AKRON, Ohio -- Her face scarred, Ronda Blankenship is pushing for a constitutional amendment to protect Ohio crime victims after a nightmare crime turned into a nightmare in court.
“I don't want any victims or survivors to go through what I went through,” Blankenship said.
Blankenship’s boyfriend and his two children were killed during a 2013 robbery at her Barberton home. Blankenship survived being stabbed in the face and shot in the head.
As suspects Eric and Michael Hendon faced trial and subsequent convictions for aggravated murder, the courts forced Blankenship to turn over her personal diaries, cell phone, laptop hard drive and social media passwords at the request of the killers’ attorneys.
Blankenship said she felt re-victimized.
“That hurts. And if I felt that way, I wouldn't want anyone else to feel that way,” she said.
At a press conference Wednesday, Summit County Prosecutor Sherri Bevan Walsh voiced support for a constitutional amendment that would add an Ohio crime victims’ bill of rights to expand protections for victims like Blankenship.
Deemed Marsy’s Law for Ohio, the effort is part of a push in several states honoring Marsy Nicholas, who was killed in 1983 by her ex-boyfriend. A week after the murder, her family saw the accused killer when they walked into a grocery store. They were unaware he had been released on bail.
“Marsy's Law guarantees basic rights for crime victims,” Bevan Walsh said. “It makes sure they're treated with dignity, respect, and fairness.”
The law would give crime victims the right to be notified about court proceedings and the release of defendants. Victims could also give input on plea deals and be heard during every step of the justice process.
“There are hundreds of rights that crime victims have that they're not aware of and that are not being enforced,” said Cathy Harper Lee, Director of the Ohio Crime Victim Justice Center.

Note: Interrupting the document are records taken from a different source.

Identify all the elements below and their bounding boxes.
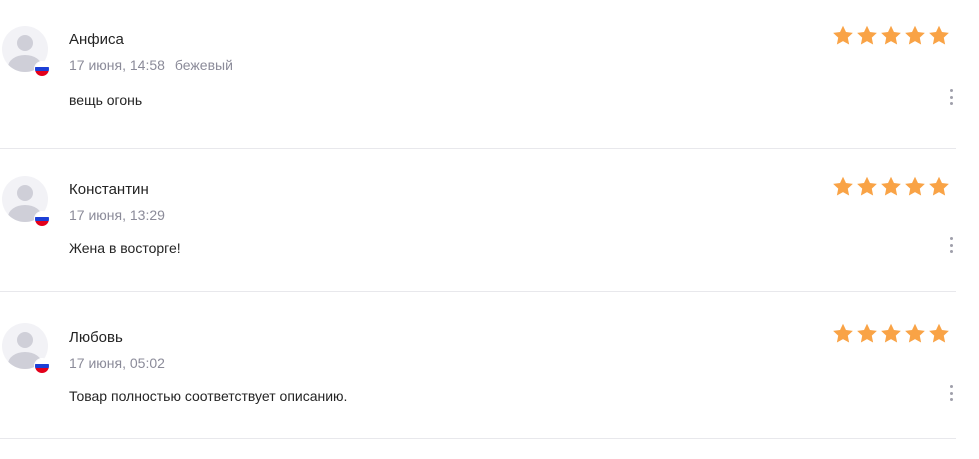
review-text: вещь огонь	[69, 92, 143, 108]
star-icon	[879, 322, 903, 344]
review-date: 17 июня, 14:58	[69, 57, 165, 73]
avatar-head	[17, 35, 33, 51]
review-author: Любовь	[69, 329, 123, 346]
review-text: Жена в восторге!	[69, 240, 181, 256]
star-icon	[831, 322, 855, 344]
review-meta: 17 июня, 14:58 бежевый	[69, 57, 233, 73]
avatar-head	[17, 185, 33, 201]
star-icon	[927, 24, 951, 46]
star-icon	[879, 24, 903, 46]
star-icon	[855, 24, 879, 46]
more-vertical-icon[interactable]	[946, 383, 956, 403]
review-item: Анфиса 17 июня, 14:58 бежевый вещь огонь	[0, 0, 956, 149]
star-icon	[855, 175, 879, 197]
more-vertical-icon[interactable]	[946, 235, 956, 255]
star-icon	[927, 175, 951, 197]
star-icon	[879, 175, 903, 197]
rating-stars	[831, 322, 951, 344]
review-meta: 17 июня, 05:02	[69, 355, 165, 371]
review-date: 17 июня, 05:02	[69, 355, 165, 371]
review-item: Любовь 17 июня, 05:02 Товар полностью со…	[0, 292, 956, 439]
russia-flag-icon	[34, 61, 50, 77]
review-date: 17 июня, 13:29	[69, 207, 165, 223]
russia-flag-icon	[34, 211, 50, 227]
star-icon	[927, 322, 951, 344]
review-author: Анфиса	[69, 31, 124, 48]
more-vertical-icon[interactable]	[946, 87, 956, 107]
avatar-head	[17, 332, 33, 348]
review-author: Константин	[69, 181, 149, 198]
review-variant: бежевый	[174, 57, 233, 73]
star-icon	[855, 322, 879, 344]
star-icon	[903, 24, 927, 46]
review-item: Константин 17 июня, 13:29 Жена в восторг…	[0, 149, 956, 292]
star-icon	[903, 175, 927, 197]
star-icon	[831, 175, 855, 197]
star-icon	[903, 322, 927, 344]
review-text: Товар полностью соответствует описанию.	[69, 388, 348, 404]
rating-stars	[831, 24, 951, 46]
rating-stars	[831, 175, 951, 197]
review-meta: 17 июня, 13:29	[69, 207, 165, 223]
star-icon	[831, 24, 855, 46]
russia-flag-icon	[34, 358, 50, 374]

Under the proposed amendment, victims like Blankenship would have legal backing to fight back and file a motion with the court if their rights are being violated or ignored.
“This means a lot to me because if I can help change something to make it better, I will be here,” she said.
Supporters are canvassing neighborhoods to collect more than 300,000 signatures needed by July to place the proposed amendment on the November ballot.